The Sanders report also highlights the administration’s use of financial leverage. According to the analysis, nearly $3 billion in federal funding was effectively withheld from colleges and universities during Trump’s first nine months back in office, despite no reduction in congressional appropriations.
In several high-profile cases, institutions agreed to settlements restoring frozen funds only after accepting new federal oversight over hiring, admissions, and curriculum—moves that higher education leaders say blur the line between compliance and coercion.

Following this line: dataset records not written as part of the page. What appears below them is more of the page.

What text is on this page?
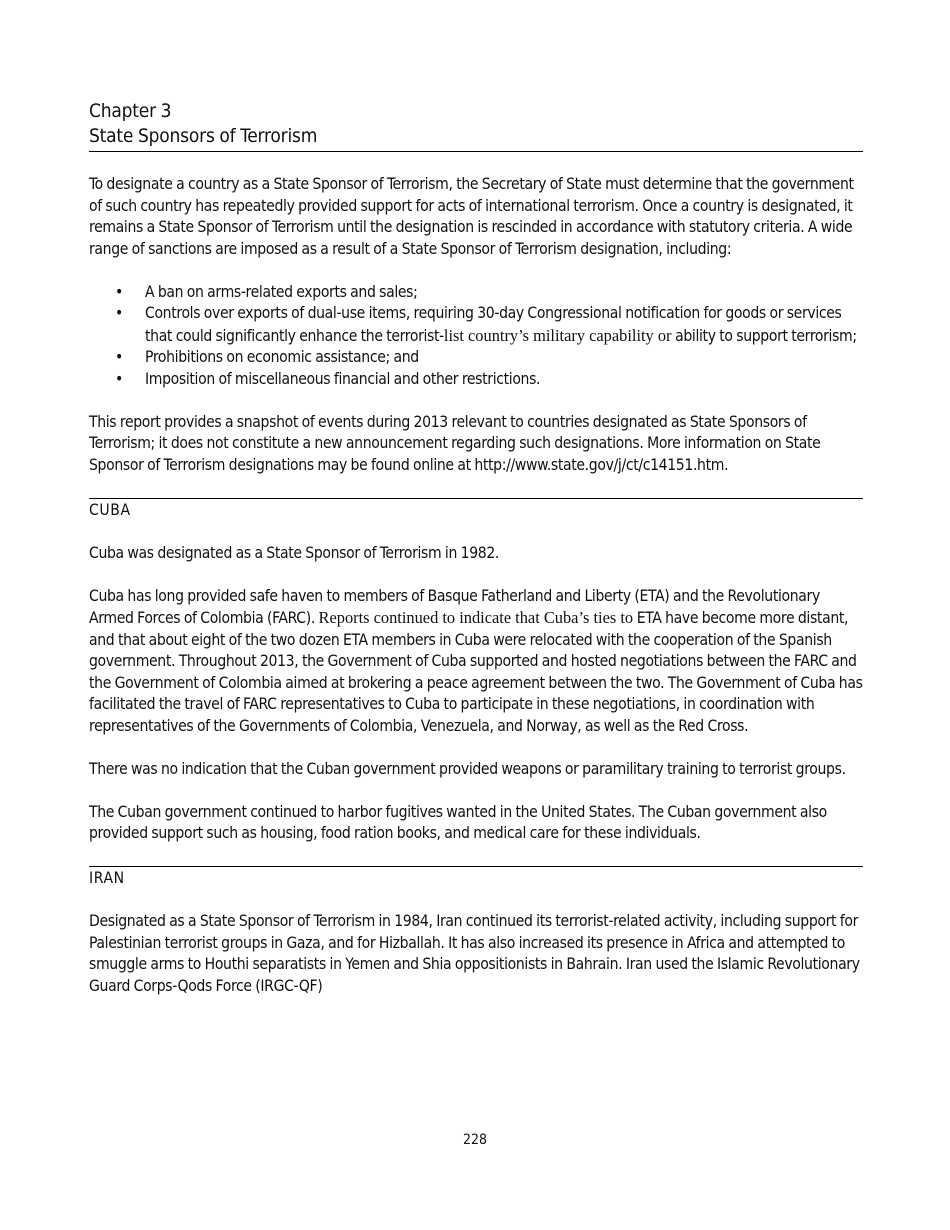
Chapter 3
State Sponsors of Terrorism

To designate a country as a State Sponsor of Terrorism, the Secretary of State must determine that the government of such country has repeatedly provided support for acts of international terrorism. Once a country is designated, it remains a State Sponsor of Terrorism until the designation is rescinded in accordance with statutory criteria. A wide range of sanctions are imposed as a result of a State Sponsor of Terrorism designation, including:

• A ban on arms-related exports and sales;
• Controls over exports of dual-use items, requiring 30-day Congressional notification for goods or services that could significantly enhance the terrorist-list country’s military capability or ability to support terrorism;
• Prohibitions on economic assistance; and
• Imposition of miscellaneous financial and other restrictions.

This report provides a snapshot of events during 2013 relevant to countries designated as State Sponsors of Terrorism; it does not constitute a new announcement regarding such designations. More information on State Sponsor of Terrorism designations may be found online at http://www.state.gov/j/ct/c14151.htm.

CUBA

Cuba was designated as a State Sponsor of Terrorism in 1982.

Cuba has long provided safe haven to members of Basque Fatherland and Liberty (ETA) and the Revolutionary Armed Forces of Colombia (FARC). Reports continued to indicate that Cuba’s ties to ETA have become more distant, and that about eight of the two dozen ETA members in Cuba were relocated with the cooperation of the Spanish government. Throughout 2013, the Government of Cuba supported and hosted negotiations between the FARC and the Government of Colombia aimed at brokering a peace agreement between the two. The Government of Cuba has facilitated the travel of FARC representatives to Cuba to participate in these negotiations, in coordination with representatives of the Governments of Colombia, Venezuela, and Norway, as well as the Red Cross.

There was no indication that the Cuban government provided weapons or paramilitary training to terrorist groups.

The Cuban government continued to harbor fugitives wanted in the United States. The Cuban government also provided support such as housing, food ration books, and medical care for these individuals.

IRAN

Designated as a State Sponsor of Terrorism in 1984, Iran continued its terrorist-related activity, including support for Palestinian terrorist groups in Gaza, and for Hizballah. It has also increased its presence in Africa and attempted to smuggle arms to Houthi separatists in Yemen and Shia oppositionists in Bahrain. Iran used the Islamic Revolutionary Guard Corps-Qods Force (IRGC-QF)

228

Accreditation has emerged as another pressure point. The administration has publicly described accreditation as a “secret weapon,” and the Department of Education has sent letters to accreditors questioning whether institutions under federal investigation remain in compliance with accreditation standards. Loss of accreditation would immediately threaten access to Pell Grants and federal student loans, placing students at risk of losing the financial aid they rely on to enroll.
In January, Texas became the first state to stop requiring accreditation for its law schools from the American Bar Association (ABA), the nation’s only accreditor for these schools. While the Texas Supreme Court did not comment on the decision, the move is widely considered part of the political backlash against the ABA’s DEI requirements. The change could potentially affect Texas law school graduates if their degrees are not recognized outside the state. Faculty recruitment may also be affected. Florida, Ohio, and Tennessee are considering similar departures from ABA accreditation.
The DEI Under Fire report frames these developments within a broader pattern: equity initiatives are being treated as optional or ideological rather than as core institutional functions. The result, the authors argue, is not neutrality but fragmentation—where offices are dismantled, responsibilities are diffused, and accountability for civil rights compliance becomes less clear.
Taken together, the findings from campus researchers, federal courts, and congressional investigators point to a higher education system increasingly shaped by political intervention. Whether through funding threats, accreditation scrutiny, or legislative bans, institutions are being pushed to retreat from long-standing equity practices—often with little evidence that such rollbacks improve outcomes. Emerging data suggests otherwise.